Molmo — fully open VLM (Sep 2024)
Allen AI released weights + data + code + evals. Architecture: per-patch CLIP → connector → LLM. Outputs include grounded points, e.g. <point x="63.5" y="44.5" alt="Mt Rainier">Mt Rainier</point>.

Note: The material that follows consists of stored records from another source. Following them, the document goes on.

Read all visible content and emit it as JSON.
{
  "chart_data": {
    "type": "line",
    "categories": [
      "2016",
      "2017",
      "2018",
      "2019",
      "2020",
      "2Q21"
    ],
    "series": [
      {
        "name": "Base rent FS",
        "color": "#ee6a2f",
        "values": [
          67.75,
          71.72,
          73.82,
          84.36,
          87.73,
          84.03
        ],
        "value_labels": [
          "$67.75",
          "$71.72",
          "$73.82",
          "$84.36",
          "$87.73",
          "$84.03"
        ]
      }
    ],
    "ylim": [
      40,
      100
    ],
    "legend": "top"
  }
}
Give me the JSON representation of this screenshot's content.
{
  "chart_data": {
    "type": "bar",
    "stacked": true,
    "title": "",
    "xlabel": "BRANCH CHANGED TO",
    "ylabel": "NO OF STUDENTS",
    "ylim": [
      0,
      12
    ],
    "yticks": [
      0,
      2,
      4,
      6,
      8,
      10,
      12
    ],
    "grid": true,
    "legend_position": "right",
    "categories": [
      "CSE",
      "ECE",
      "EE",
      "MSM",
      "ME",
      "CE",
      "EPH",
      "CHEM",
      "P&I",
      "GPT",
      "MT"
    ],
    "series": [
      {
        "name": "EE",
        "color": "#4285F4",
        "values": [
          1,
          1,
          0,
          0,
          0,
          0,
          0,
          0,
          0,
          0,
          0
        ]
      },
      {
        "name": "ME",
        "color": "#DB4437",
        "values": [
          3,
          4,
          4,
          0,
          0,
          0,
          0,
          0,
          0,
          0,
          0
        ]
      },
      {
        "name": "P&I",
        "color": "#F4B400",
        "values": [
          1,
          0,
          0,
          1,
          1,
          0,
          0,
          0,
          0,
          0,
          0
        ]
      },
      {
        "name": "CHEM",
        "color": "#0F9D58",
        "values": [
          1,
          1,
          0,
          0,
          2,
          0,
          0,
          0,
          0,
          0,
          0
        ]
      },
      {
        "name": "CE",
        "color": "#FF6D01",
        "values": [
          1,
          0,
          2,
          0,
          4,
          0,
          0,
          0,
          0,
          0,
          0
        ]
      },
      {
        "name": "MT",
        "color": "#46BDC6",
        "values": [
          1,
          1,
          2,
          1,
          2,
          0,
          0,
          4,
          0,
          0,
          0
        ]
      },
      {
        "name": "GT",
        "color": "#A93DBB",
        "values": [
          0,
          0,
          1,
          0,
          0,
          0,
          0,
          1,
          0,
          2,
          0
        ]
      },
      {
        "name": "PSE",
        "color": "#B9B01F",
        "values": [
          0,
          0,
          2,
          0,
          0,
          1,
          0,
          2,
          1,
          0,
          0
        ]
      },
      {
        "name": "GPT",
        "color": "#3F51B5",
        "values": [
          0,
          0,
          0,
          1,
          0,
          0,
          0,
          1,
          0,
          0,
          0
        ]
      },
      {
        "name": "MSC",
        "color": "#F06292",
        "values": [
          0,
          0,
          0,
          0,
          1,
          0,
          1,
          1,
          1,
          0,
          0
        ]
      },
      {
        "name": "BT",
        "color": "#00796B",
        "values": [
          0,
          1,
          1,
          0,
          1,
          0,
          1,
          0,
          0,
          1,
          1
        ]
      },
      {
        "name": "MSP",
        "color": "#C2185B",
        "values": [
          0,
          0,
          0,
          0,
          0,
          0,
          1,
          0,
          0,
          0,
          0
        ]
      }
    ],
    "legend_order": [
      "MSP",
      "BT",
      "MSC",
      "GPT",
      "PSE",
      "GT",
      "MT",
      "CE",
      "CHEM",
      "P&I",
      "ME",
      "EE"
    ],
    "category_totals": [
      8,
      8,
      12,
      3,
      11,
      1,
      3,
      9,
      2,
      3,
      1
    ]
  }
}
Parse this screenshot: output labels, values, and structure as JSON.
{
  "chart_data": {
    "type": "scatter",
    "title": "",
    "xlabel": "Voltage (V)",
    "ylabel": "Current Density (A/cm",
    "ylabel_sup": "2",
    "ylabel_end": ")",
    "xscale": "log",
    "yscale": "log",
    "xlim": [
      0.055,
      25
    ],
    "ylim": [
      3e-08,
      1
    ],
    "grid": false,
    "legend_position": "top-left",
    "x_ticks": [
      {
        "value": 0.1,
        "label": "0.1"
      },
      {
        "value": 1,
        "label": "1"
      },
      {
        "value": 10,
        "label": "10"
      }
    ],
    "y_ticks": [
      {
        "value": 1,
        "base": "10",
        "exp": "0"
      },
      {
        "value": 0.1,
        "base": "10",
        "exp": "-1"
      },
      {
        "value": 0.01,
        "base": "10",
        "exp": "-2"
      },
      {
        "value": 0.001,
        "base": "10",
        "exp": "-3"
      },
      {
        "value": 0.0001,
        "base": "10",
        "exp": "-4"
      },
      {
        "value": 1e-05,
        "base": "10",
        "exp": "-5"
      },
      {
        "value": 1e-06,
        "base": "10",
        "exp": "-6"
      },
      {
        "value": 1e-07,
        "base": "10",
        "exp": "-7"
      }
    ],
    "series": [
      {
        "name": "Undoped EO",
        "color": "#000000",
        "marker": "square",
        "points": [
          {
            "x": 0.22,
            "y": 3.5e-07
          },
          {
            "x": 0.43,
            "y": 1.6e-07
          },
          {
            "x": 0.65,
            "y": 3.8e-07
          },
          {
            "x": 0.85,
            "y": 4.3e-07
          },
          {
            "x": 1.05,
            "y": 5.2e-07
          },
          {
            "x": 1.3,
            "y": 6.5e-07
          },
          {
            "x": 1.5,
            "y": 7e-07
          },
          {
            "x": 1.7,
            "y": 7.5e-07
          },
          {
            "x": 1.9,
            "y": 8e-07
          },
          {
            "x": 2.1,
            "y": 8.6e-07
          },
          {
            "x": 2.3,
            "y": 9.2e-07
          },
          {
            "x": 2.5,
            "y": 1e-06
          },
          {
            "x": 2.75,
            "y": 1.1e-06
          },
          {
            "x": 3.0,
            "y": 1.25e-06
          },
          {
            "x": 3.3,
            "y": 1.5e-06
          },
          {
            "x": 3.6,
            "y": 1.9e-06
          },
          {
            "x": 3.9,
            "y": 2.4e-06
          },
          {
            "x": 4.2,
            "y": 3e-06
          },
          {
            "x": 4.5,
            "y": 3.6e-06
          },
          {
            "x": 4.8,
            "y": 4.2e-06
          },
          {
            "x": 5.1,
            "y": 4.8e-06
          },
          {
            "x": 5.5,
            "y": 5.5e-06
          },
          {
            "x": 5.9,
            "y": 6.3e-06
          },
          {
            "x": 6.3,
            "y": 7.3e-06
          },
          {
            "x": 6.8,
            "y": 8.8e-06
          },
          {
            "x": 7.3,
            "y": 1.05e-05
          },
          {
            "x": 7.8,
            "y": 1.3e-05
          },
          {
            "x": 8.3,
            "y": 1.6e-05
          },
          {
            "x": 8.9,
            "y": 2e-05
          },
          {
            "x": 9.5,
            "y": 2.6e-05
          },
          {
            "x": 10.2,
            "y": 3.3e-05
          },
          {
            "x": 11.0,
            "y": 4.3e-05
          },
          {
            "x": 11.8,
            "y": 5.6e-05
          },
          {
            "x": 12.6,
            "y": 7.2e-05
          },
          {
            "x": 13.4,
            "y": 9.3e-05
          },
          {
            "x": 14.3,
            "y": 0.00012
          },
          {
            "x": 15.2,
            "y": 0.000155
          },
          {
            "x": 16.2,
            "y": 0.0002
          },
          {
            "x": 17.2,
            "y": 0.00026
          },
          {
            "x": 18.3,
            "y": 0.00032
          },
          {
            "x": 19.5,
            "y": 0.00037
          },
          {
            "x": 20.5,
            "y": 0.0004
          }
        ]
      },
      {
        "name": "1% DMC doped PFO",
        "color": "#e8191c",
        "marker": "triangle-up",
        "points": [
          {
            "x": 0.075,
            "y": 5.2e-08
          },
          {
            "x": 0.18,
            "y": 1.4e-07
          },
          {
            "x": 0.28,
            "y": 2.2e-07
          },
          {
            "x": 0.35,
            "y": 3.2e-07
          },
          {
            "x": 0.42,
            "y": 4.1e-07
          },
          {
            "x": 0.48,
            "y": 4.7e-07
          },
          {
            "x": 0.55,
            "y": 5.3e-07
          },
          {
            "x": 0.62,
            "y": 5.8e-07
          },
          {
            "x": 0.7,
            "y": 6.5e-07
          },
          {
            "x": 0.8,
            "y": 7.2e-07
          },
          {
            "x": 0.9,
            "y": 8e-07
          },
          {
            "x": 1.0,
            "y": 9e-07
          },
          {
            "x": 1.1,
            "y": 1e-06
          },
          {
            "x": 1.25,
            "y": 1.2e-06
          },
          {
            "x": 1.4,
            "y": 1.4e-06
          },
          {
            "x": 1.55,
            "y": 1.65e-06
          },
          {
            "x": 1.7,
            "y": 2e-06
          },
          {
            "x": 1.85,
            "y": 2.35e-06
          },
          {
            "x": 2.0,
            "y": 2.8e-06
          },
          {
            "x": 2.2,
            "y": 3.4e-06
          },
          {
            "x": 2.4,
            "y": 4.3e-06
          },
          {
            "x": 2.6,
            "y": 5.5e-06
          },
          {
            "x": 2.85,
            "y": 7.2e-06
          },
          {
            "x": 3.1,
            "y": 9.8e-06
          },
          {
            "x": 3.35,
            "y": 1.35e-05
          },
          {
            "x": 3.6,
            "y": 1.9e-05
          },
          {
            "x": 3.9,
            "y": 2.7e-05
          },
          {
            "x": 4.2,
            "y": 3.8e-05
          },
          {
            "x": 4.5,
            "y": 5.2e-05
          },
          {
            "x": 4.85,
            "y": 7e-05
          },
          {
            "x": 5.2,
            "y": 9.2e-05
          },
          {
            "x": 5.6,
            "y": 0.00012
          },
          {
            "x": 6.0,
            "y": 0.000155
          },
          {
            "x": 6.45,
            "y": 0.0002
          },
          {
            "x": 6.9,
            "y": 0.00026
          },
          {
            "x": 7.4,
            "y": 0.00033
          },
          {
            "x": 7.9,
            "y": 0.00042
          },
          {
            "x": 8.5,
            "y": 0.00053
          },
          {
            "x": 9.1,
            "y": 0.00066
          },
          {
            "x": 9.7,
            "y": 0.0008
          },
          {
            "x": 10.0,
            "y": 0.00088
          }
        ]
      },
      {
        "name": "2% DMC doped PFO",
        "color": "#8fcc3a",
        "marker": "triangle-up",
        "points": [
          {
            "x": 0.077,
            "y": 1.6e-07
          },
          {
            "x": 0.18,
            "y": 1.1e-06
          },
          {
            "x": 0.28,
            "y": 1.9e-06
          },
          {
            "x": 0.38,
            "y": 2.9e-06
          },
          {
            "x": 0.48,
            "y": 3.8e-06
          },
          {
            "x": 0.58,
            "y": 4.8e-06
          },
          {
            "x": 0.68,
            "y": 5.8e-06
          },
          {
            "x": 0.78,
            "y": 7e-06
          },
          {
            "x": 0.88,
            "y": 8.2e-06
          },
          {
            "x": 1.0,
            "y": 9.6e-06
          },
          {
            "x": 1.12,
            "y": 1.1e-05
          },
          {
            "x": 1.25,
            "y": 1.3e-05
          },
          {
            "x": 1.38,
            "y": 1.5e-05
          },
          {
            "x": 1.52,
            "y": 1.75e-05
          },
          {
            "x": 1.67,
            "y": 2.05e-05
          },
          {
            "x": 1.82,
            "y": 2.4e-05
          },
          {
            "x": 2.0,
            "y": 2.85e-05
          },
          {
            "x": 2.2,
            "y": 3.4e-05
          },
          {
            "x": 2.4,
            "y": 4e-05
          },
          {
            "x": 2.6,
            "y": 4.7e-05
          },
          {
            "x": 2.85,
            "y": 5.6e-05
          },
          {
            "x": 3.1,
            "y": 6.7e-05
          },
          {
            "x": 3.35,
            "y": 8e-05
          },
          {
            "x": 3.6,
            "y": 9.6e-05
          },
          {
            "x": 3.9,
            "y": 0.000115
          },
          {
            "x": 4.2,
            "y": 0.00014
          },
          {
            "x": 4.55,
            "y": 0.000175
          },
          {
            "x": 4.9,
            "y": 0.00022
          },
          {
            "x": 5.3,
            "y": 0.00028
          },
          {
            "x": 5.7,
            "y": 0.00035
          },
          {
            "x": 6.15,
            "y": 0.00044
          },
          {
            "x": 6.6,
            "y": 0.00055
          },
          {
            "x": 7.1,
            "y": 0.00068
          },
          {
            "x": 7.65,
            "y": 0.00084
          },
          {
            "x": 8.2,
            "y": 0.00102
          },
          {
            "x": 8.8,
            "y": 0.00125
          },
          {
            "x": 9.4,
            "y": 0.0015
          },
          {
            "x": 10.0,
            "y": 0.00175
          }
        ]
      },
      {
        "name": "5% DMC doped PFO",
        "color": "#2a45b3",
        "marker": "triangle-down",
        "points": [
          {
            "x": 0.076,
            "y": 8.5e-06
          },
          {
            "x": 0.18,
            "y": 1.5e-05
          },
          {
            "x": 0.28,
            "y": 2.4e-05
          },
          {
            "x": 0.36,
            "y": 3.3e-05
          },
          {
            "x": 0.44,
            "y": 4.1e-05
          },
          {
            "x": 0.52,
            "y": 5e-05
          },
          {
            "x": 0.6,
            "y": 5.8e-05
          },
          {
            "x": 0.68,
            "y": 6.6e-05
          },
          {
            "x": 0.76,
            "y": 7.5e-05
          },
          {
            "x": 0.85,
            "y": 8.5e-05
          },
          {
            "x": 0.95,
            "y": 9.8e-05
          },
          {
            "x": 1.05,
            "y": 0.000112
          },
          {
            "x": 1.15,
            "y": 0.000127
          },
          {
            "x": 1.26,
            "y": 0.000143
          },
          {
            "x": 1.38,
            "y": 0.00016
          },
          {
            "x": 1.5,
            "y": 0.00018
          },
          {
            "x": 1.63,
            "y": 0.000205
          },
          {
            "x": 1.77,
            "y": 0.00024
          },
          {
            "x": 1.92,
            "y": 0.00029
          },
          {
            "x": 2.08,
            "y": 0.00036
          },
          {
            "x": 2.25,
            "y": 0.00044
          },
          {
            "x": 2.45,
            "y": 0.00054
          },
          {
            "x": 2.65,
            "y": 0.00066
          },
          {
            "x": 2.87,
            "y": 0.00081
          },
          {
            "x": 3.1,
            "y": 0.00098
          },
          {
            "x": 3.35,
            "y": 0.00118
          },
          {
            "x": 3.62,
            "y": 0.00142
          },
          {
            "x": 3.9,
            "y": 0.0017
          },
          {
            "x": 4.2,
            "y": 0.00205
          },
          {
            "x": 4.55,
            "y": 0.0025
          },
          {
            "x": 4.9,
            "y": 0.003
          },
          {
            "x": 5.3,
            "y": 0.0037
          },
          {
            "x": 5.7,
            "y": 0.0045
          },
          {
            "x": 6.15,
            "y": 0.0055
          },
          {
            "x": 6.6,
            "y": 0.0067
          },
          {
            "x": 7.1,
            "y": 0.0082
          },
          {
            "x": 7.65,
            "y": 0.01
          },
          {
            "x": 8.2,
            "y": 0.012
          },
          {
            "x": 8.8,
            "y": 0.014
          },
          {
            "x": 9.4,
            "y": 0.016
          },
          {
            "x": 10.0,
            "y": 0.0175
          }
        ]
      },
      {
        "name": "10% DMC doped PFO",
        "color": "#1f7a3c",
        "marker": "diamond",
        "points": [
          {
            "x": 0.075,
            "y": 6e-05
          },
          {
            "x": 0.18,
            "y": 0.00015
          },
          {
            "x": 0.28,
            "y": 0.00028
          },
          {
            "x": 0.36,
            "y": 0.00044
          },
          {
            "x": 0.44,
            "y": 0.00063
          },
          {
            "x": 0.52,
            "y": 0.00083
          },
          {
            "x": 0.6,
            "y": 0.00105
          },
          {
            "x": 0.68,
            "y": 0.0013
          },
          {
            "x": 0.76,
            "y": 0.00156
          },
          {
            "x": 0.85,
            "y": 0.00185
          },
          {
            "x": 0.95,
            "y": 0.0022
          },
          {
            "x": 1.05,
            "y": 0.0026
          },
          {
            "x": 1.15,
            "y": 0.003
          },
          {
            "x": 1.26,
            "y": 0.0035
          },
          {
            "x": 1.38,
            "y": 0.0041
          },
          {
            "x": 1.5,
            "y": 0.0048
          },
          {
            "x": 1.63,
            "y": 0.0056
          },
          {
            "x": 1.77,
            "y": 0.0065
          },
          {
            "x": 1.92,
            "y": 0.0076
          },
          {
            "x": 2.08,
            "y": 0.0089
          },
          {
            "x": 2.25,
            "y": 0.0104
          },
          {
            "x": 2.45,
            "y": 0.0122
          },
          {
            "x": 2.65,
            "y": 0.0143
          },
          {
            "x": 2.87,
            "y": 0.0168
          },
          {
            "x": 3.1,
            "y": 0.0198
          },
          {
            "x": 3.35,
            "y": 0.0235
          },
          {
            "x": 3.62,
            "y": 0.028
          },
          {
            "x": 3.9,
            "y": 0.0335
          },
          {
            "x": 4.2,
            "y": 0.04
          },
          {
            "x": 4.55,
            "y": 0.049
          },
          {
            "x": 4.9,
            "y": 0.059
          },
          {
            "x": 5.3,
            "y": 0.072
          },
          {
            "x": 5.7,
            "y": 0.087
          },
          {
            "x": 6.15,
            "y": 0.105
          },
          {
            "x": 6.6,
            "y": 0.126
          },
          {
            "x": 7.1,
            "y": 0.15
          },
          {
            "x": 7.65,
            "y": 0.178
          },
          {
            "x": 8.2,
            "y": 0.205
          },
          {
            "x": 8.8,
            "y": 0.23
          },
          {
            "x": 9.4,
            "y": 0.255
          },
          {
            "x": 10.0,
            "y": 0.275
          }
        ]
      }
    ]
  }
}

- PixMo dataset: 700K image-text pairs (vs LLaMA 3.1V’s 6B). Quality over quantity — collected by having annotators speak 60-90s descriptions then transcribing (“people don’t like to type… but they love to talk”).
- Results: Molmo 72B academic 81.2 (beats Qwen-VL2 79.4, GPT-4o 78.5). Human Elo: Molmo 72B = 1076 (2nd, just behind GPT-4o 1079; beats Gemini 1.5 Pro, Claude 3.5 Sonnet). Molmo 7B-D Elo 1056 beats Gemini 1.5 Flash, GPT-4V, Qwen-VL2 72B.
- Pointing: outputs grounded coordinates, enabling chaining with SAM (e.g. point at cricket bat → SAM segments it). Demo: molmo.allenai.org.
Source
CS231n 2025 Lec 16 slides ~111–131 (LLaVA recipe, Flamingo Perceiver Resampler + Gated XATTN-DENSE, Molmo + PixMo + Elo results).